Di tempat lain, Tini sedang membereskan ruang kerja yang biasa digunakan Pak Bram dan Bu Intan. Akhir-akhir ini ruangan kerja tidak pernah digunakan oleh pemilik rumah. Mereka lebih sering melakukan pekerjaan di ruang tamu atau kamar.
Saat menyapu kolong meja, Tini tidak sengaja menyapu sebuah dokumen yang tercecer. Dia buru-buru membersihkan debu yang menempel pada kertas-kertas yang kelihatannya penting. Tini berpikir itu adalah dokumen milik Bu Intan. Dia langsung saja berinisiatif mengantar ke kamarnya.
Tini sampai terkaget-kaget saat mengetahui yang membukakan pintu untuknya adalah Bu Hajah Nurjanah.
“Ada apa, Nak?” tanya Bu Hajah pada Tini.
“Maaf, Bu. Saya tidak tahu kalau ada Ibu di sini. Saya mau menyampaikan beberapa dokumen yang tercecer di ruang kerja. Siapa tahu ini dokumen penting milik Bu Intan.”
Bu Intan melotot mendengar perbincangan Tini dan mertuanya. Dia buru-buru bangkit dari duduk.
Dokumen itu hampir saja jatuh ke tangan Bu Hajah. Bu Intan cekatan merebutnya dari Tini. Dari situlah ibu dari suami Bu Intan itu mencium gelagat mencurigakan menantunya.
“Makasih. Bu Tini, kembali bekerja saja.” Kalimat Bu Intan masih tetap sinis tapi intonasinya lebih rendah. Kemungkinan karena ingin menjaga image di depan ibu mertua.
“Baik, Bu.”
Tanpa permisi Bu Hajah langsung merampas dokumen penuh tanda tanya itu dari tangan menantunya. Hal itu membuat Bu Intan mendadak sesak napas. Keringat dinginnya keluar. Jelas, dokumen itu menyimpan rahasia yang tidak ingin diketahui orang lain. Beberapa kali terlihat Bu Intan memijat-mijat kepala.
Karena tidak membawa kacamata, terpaksa Bu Hajah membawa dokumen itu pulang.
"Bu, mau dibawa ke mana? Itu punya saya."

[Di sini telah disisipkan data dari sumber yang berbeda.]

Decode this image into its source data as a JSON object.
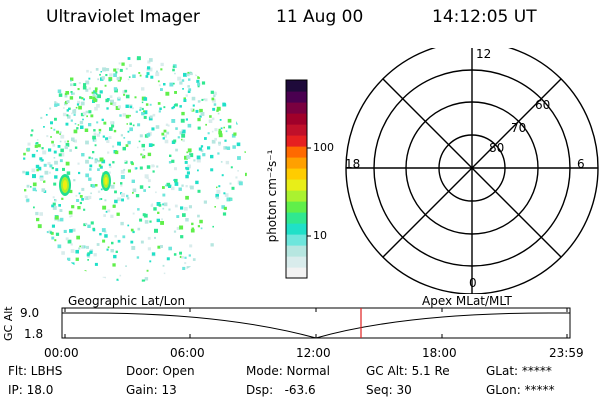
{
  "header": {
    "title": "Ultraviolet Imager",
    "date": "11 Aug 00",
    "time": "14:12:05 UT"
  },
  "colorbar": {
    "unit_label": "photon cm⁻²s⁻¹",
    "ticks": [
      "100",
      "10"
    ],
    "colors": [
      "#f2f2f2",
      "#d9ecec",
      "#b6e6e0",
      "#6ee6dc",
      "#20e0c8",
      "#30e890",
      "#60ef4a",
      "#aaf230",
      "#e8ee18",
      "#ffcc00",
      "#ffa000",
      "#ff6a00",
      "#e62020",
      "#c0102a",
      "#a0002a",
      "#7a0040",
      "#4a0050",
      "#1e0a3a"
    ]
  },
  "polar": {
    "top_label": "12",
    "bottom_label": "0",
    "left_label": "18",
    "right_label": "6",
    "lat_labels": [
      "60",
      "70",
      "80"
    ]
  },
  "timeline": {
    "left_title": "Geographic Lat/Lon",
    "right_title": "Apex MLat/MLT",
    "y_axis_label": "GC Alt",
    "y_ticks": [
      "9.0",
      "1.8"
    ],
    "x_ticks": [
      "00:00",
      "06:00",
      "12:00",
      "18:00",
      "23:59"
    ],
    "current_marker_color": "#e02020"
  },
  "footer": {
    "row1": [
      "Flt: LBHS",
      "Door: Open",
      "Mode: Normal",
      "GC Alt: 5.1 Re",
      "GLat: *****"
    ],
    "row2": [
      "IP: 18.0",
      "Gain: 13",
      "Dsp:   -63.6",
      "Seq: 30",
      "GLon: *****"
    ]
  }
}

"Akan kukembalikan setelah selesai mengeceknya."
Wajah Bu Intan merah padam. Kepalanya uring-uringan. Tangannya mengepal dan ditinjukannya ke udara. Amat geram.

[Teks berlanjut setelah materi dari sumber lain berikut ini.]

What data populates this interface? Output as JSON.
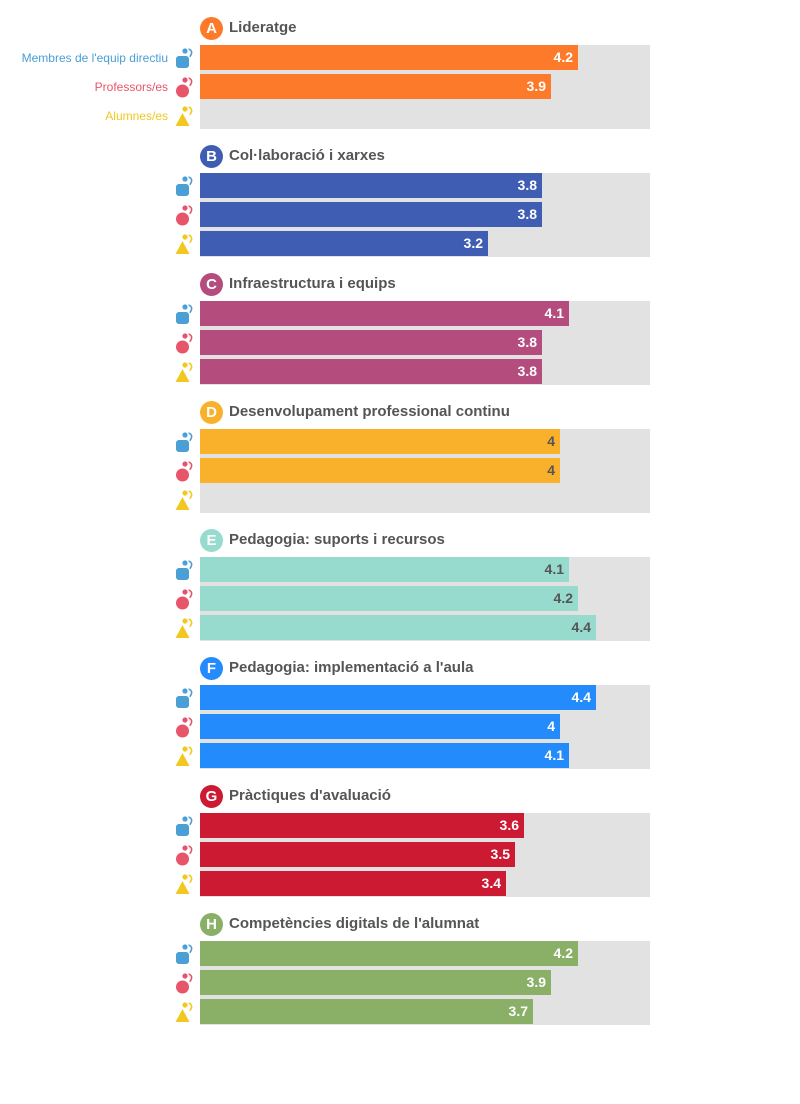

Tiara masih saja mengintil sang nenek di belakangnya. Reino juga ikut di belakang Tiara. Akan tetapi, anak laki-laki itu hanya berdiri di depan rumah dengan halaman luas dan ditumbuhi banyak tanaman hias. Dia memperhatikan Tiara dan neneknya hendak masuk ke rumah itu.
"Ayo masuk, Reino!" ajak Tiara pada sahabatnya.
Reino menggeleng. "Aku belum bilang sama ibu."
Reino memilih kembali ke rumah Tiara setelah temannya masuk ke dalam rumah neneknya. Dia takut ibunya akan mancari-carinya.
Sementara itu kesabaran Bu Intan sudah diambang batas. Dia naik pitam. Menyambangi Tini yang masih memegangi gagang sapu.
“Bu Tini, keterlaluan kamu. Pembantu kurang ajar! Biang masalah!” Bu Intan mendorong tubuh kurus Tini kuat-kuat.
Tini sungguh merasa kaget. Tubuhnya hampir jatuh menabrak meja makan.
Reino yang baru tiba membantu ibunya berdiri. Dia merasa takut mendengar suara Bu Intan seperti bom yang hampir meledak.